Speaking in the wake of food giant Nestlé's call for the European Union to review its opposition to GM, Sir David King, former UK Chief Scientific Adviser told the Financial Times in early July 2008: "There is only one technology likely to deliver [the yield increases needed] and that is GM."

A Financial Times report last year said that while today’s GM crops are designed to resist what scientists call “biotic stress” - -  pests and weeds - -  the second generation, currently under development, will focus on “abiotic stress”. This encompasses non-biological factors such as drought and floods, heat and cold, salinity and acidity. The biggest research effort is to make plants use water more efficiently.

“Abiotic stress reduces yield in major crops by 65-80 per cent,”says Michael Metzlaff, head of crop productivity for Bayer of Germany. His company’s experiments show that “gene silencing” technology can reduce the production of a key enzyme called Parp, which controls plants’ response to stress. As a result the plant grows better under adverse conditions. Companies plan to launch drought-resistant maize varieties between 2012 and 2015. Chris Zinselmeier, head of water optimisation research for Syngenta of Switzerland, says the aim is to produce a strain that yields better than conventional maize in drought years but “carries no yield penalty when water is plentiful”.

In addition to drought resistance, the industry is working on several other traits. One product, Syngenta’s Corn Amylase, shows how GM could help the biofuels industry. It is maize genetically modified to produce high levels of an enzyme, alpha amylase, that is a critical ingredient in the production of bio-ethanol. John Atkin, Syngenta’s head of crop protection, says Corn Amylase will improve the efficiency of bio-ethanol manufacturing from maize by 5-10 per cent.

Monsanto is meanwhile working on adding genes that enable crops to use nitrogen more efficiently. Nitrogen fertilisers represent one of the largest input costs in agriculture: in the US alone, farmers spend more than $3bn a year applying nitrogen fertilisers to maize fields and at least half of the nitrogen is wasted because it is not taken up by the crop.

Well-fed anti-GM campaigners in Europe are unlikely to be impressed by the latest developments. Extremists can always Google to find some argument to support their prejudices and their familiarity with tropical countries may only extend to packaged or backpacker holidays.

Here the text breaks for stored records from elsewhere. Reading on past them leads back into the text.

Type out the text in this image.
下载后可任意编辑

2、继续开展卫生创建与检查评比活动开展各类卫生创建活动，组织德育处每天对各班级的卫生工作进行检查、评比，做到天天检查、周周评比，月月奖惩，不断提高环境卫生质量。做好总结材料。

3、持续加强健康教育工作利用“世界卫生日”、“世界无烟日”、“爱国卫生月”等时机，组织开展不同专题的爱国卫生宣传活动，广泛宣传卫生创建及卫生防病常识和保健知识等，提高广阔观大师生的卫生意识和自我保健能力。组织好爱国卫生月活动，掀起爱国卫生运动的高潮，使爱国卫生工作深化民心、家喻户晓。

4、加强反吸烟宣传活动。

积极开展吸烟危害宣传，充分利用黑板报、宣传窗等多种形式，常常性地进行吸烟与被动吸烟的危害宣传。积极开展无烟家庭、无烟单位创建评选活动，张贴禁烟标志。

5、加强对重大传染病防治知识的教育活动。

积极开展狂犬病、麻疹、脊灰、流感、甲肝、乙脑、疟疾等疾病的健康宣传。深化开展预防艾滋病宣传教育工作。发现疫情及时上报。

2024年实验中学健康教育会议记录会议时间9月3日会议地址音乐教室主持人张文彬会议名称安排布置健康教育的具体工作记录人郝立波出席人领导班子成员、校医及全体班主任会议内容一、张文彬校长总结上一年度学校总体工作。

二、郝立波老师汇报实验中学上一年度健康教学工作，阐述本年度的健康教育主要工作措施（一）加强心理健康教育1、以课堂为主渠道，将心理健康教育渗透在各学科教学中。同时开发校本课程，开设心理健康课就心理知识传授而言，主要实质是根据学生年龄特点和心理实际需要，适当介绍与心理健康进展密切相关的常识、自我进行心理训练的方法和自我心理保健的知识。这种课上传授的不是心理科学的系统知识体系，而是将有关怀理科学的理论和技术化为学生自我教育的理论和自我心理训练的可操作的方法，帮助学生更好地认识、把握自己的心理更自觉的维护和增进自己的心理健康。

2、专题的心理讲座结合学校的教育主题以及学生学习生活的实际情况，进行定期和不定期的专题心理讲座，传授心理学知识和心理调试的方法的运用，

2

Jacques Diouf, the director-general of the UN's Food and Agriculture Organisation (FAO), said in Rome on Monday, that world population is projected to rise to 9.1 billion in 2050 from a current 6.7 billion, requiring a 70-per cent increase in farm production. In addition to a growing scarcity of natural resources such as land, water and biodiversity "global agriculture will have to cope with the effects of climate change, notably higher temperatures, greater rainfall variability and more frequent extreme weather events such as floods and droughts," he said.

Climate change would reduce water availability and lead to an increase in plant and animal pests and diseases. The combined effects of climate change could reduce potential output by up to 30 per cent in Africa and up to 21 per cent in Asia, the FAO Chief noted.

"The challenge is not only to increase global future production but to increase it where it is mostly needed and by those who need it most," he stressed.
"There should be a special focus on smallholder farmers, women and rural households and their access to land, water and high quality seeds... and other modern inputs."

Food production would also face increasing competition from the biofuel market "which has the potential to change the fundamentals of agricultural market systems," with production set to increase by nearly 90 per cent over the next 10 years to reach 192 billion litres by 2018.

So the Irish Green Party wants an Irish solution by being anti-science in stunting Ireland's food potential, while being pro-science by jumping on the renewables bandwagon. Would these well-off people such as Green leader Gormley, and Ryan, tell those who suffer the impact of climate change, to go and eat cake, rather than use remedies provided by biotechnology?

Are these people fools or just the latest brand of Irish cute hoors?

Maybe that and the broken political system would merit a place on the agenda of the next diaspora forum.